The shared-office provider’s 359-page prospectus has something for everyone to dislike: a convoluted ownership structure, reams of related-party transactions, conflicts of interest, absurdly bespoke estimates of addressable markets and an overlay of inspirational tech gibberish. Easiest to loathe is WeWork’s continued massive cash burn.

Like Snap, whose shares trade below their 2017 IPO price, prospective investors in WeWork are being offered little say in how the company is run, thanks to three classes of stock with insiders holding B and C shares carrying multiple voting rights. Its organizational structure is a Christmas tree of subsidiaries, joint-ventures and an acquisition and management platform.

The muted voice for investors is a problem compounded by potential conflicts of interest laid out in 11 pages explaining related-party transactions. Chief among them: WeWork leases space in buildings owned by co-founder Adam Neumann and other directors.
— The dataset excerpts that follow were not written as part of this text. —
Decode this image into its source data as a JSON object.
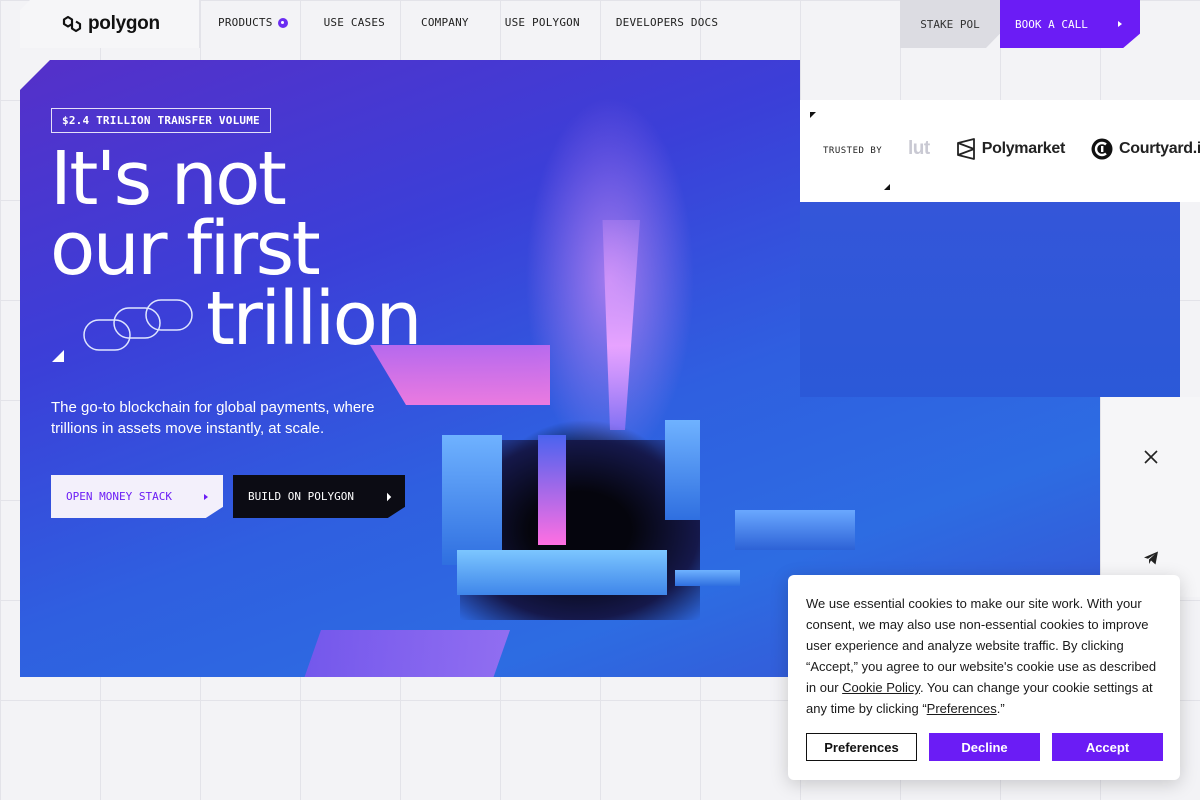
{
  "nav": {
    "logo_text": "polygon",
    "items": [
      {
        "label": "PRODUCTS"
      },
      {
        "label": "USE CASES"
      },
      {
        "label": "COMPANY"
      },
      {
        "label": "USE POLYGON"
      },
      {
        "label": "DEVELOPERS DOCS"
      }
    ],
    "stake_label": "STAKE POL",
    "book_label": "BOOK A CALL"
  },
  "hero": {
    "badge": "$2.4 TRILLION TRANSFER VOLUME",
    "headline": {
      "line1": "It's not",
      "line2": "our first",
      "line3": "trillion"
    },
    "subtitle": "The go-to blockchain for global payments, where trillions in assets move instantly, at scale.",
    "cta_primary": "OPEN MONEY STACK",
    "cta_secondary": "BUILD ON POLYGON"
  },
  "trusted": {
    "label": "TRUSTED BY",
    "logos": [
      {
        "name": "lut",
        "icon": "revolut-partial"
      },
      {
        "name": "Polymarket",
        "icon": "polymarket-icon"
      },
      {
        "name": "Courtyard.io",
        "icon": "courtyard-icon"
      }
    ]
  },
  "social": {
    "icons": [
      "x-icon",
      "telegram-icon"
    ]
  },
  "cookie": {
    "text_1": "We use essential cookies to make our site work. With your consent, we may also use non-essential cookies to improve user experience and analyze website traffic. By clicking “Accept,” you agree to our website's cookie use as described in our ",
    "link_policy": "Cookie Policy",
    "text_2": ". You can change your cookie settings at any time by clicking “",
    "link_prefs": "Preferences",
    "text_3": ".”",
    "btn_preferences": "Preferences",
    "btn_decline": "Decline",
    "btn_accept": "Accept"
  },
  "colors": {
    "brand_purple": "#6b1cf5",
    "hero_blue": "#2f5fe0",
    "background": "#f3f3f6"
  }
}
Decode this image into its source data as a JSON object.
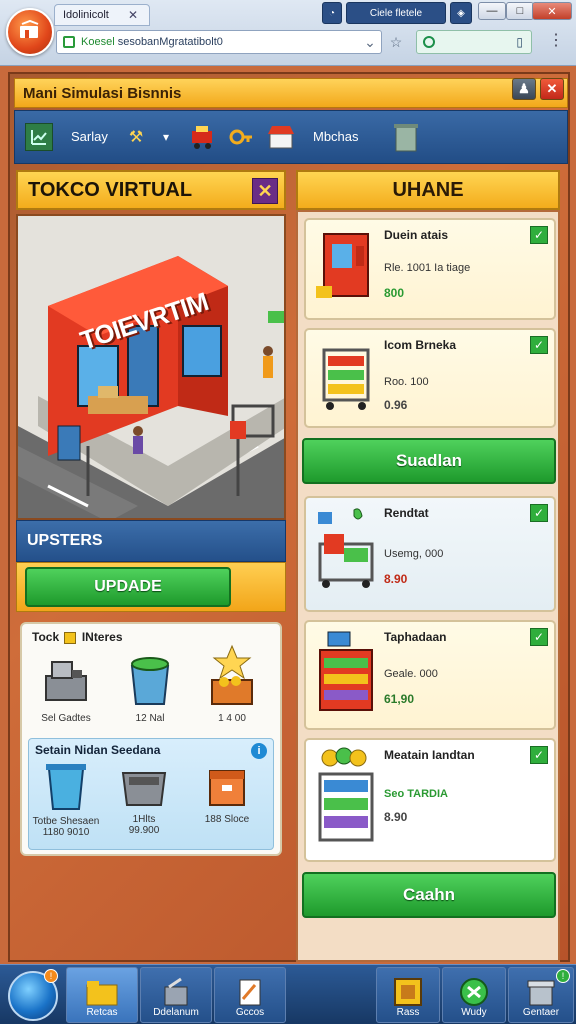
{
  "browser": {
    "tab_title": "Idolinicolt",
    "small_tab_label": "Ciele fletele",
    "address_prefix": "Koesel",
    "address_rest": "sesobanMgratatibolt0",
    "menu_glyph": "⋮"
  },
  "app": {
    "title": "Mani Simulasi Bisnnis",
    "toolbar": {
      "label_left": "Sarlay",
      "label_right": "Mbchas"
    }
  },
  "store_panel": {
    "title": "TOKCO VIRTUAL",
    "close_glyph": "✕",
    "sign_text": "TOIEVRTIM",
    "sub_header": "UPSTERS",
    "update_button": "UPDADE",
    "inventory": {
      "title": "Tock",
      "title_suffix": "INteres",
      "items": [
        {
          "label": "Sel Gadtes",
          "icon": "register-icon"
        },
        {
          "label": "12 Nal",
          "icon": "basket-icon"
        },
        {
          "label": "1 4 00",
          "icon": "crate-icon"
        }
      ],
      "subpanel": {
        "title": "Setain Nidan Seedana",
        "info_glyph": "i",
        "items": [
          {
            "label": "Totbe Shesaen",
            "value": "1180 9010",
            "icon": "bin-icon"
          },
          {
            "label": "1Hlts",
            "value": "99.900",
            "icon": "tray-icon"
          },
          {
            "label": "188 Sloce",
            "value": "",
            "icon": "box-icon"
          }
        ]
      }
    }
  },
  "upgrades_panel": {
    "title": "UHANE",
    "cards": [
      {
        "name": "Duein atais",
        "line1": "Rle. 1001 Ia tiage",
        "line2": "800",
        "icon": "vending-machine-icon"
      },
      {
        "name": "Icom Brneka",
        "line1": "Roo. 100",
        "line2": "0.96",
        "icon": "shelf-cart-icon"
      },
      {
        "name": "Rendtat",
        "line1": "Usemg, 000",
        "line2": "8.90",
        "icon": "produce-stand-icon"
      },
      {
        "name": "Taphadaan",
        "line1": "Geale. 000",
        "line2": "61,90",
        "icon": "display-shelf-icon"
      },
      {
        "name": "Meatain Iandtan",
        "line1": "Seo TARDIA",
        "line2": "8.90",
        "icon": "coin-shelf-icon"
      }
    ],
    "button_mid": "Suadlan",
    "button_bottom": "Caahn"
  },
  "taskbar": {
    "items": [
      {
        "label": "Retcas"
      },
      {
        "label": "Ddelanum"
      },
      {
        "label": "Gccos"
      },
      {
        "label": "Rass"
      },
      {
        "label": "Wudy"
      },
      {
        "label": "Gentaer"
      }
    ],
    "badge_glyph": "!"
  }
}
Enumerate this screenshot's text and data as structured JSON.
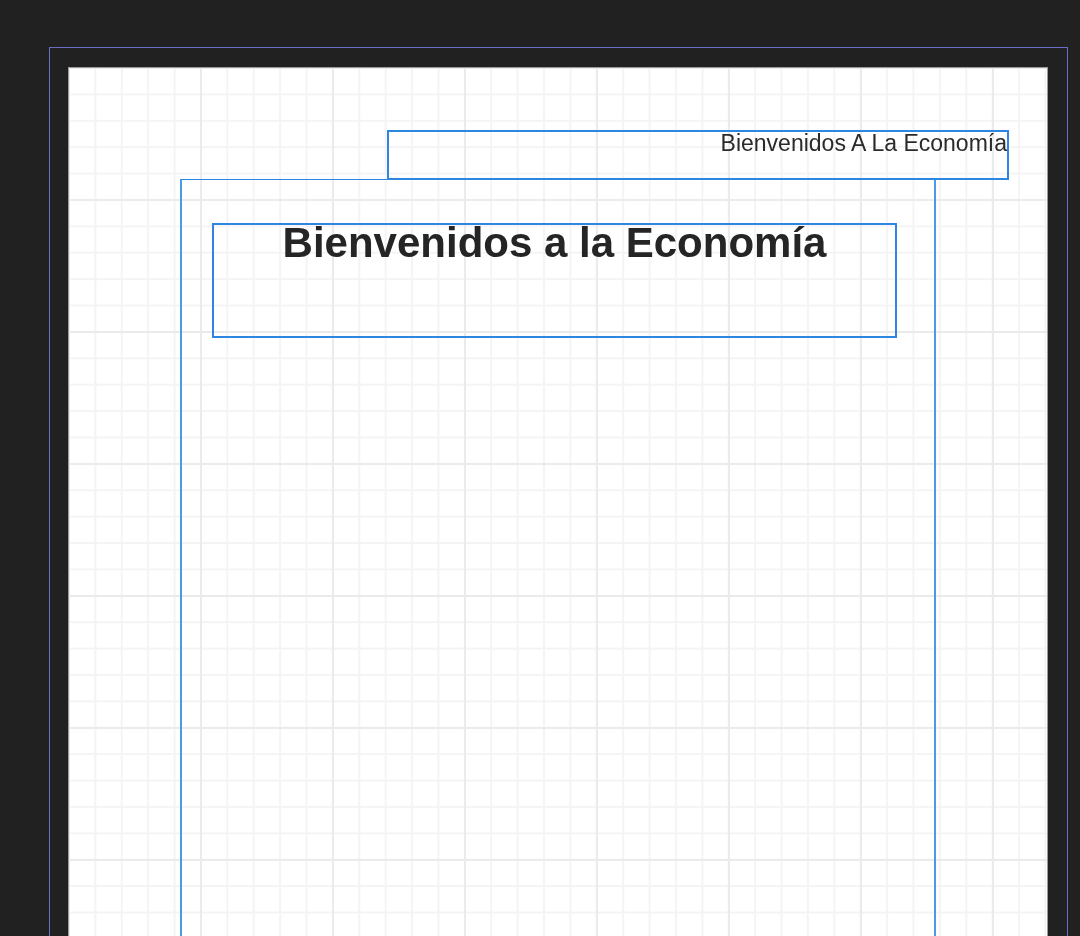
{
  "header": {
    "text": "Bienvenidos A La Economía"
  },
  "title": {
    "text": "Bienvenidos a la Economía"
  }
}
WeWork says it may enter more of these in the future. Underwriters UBS, JPMorgan and Credit Suisse have provided Neumann with a $500 million line of credit, with shares provided as collateral, of which he has tapped about $380 million.

WeWork dangles two shiny lures to new investors. The first is the sort of inspirational language seen on cat posters: “We dedicate this to the energy of we – greater than any one of us but inside each of us.” The second tactic, of estimating a total opportunity in 280 targeted cities worldwide of $3 trillion is probably less believable. To put that in context, it’s equivalent to about 15% of America’s GDP.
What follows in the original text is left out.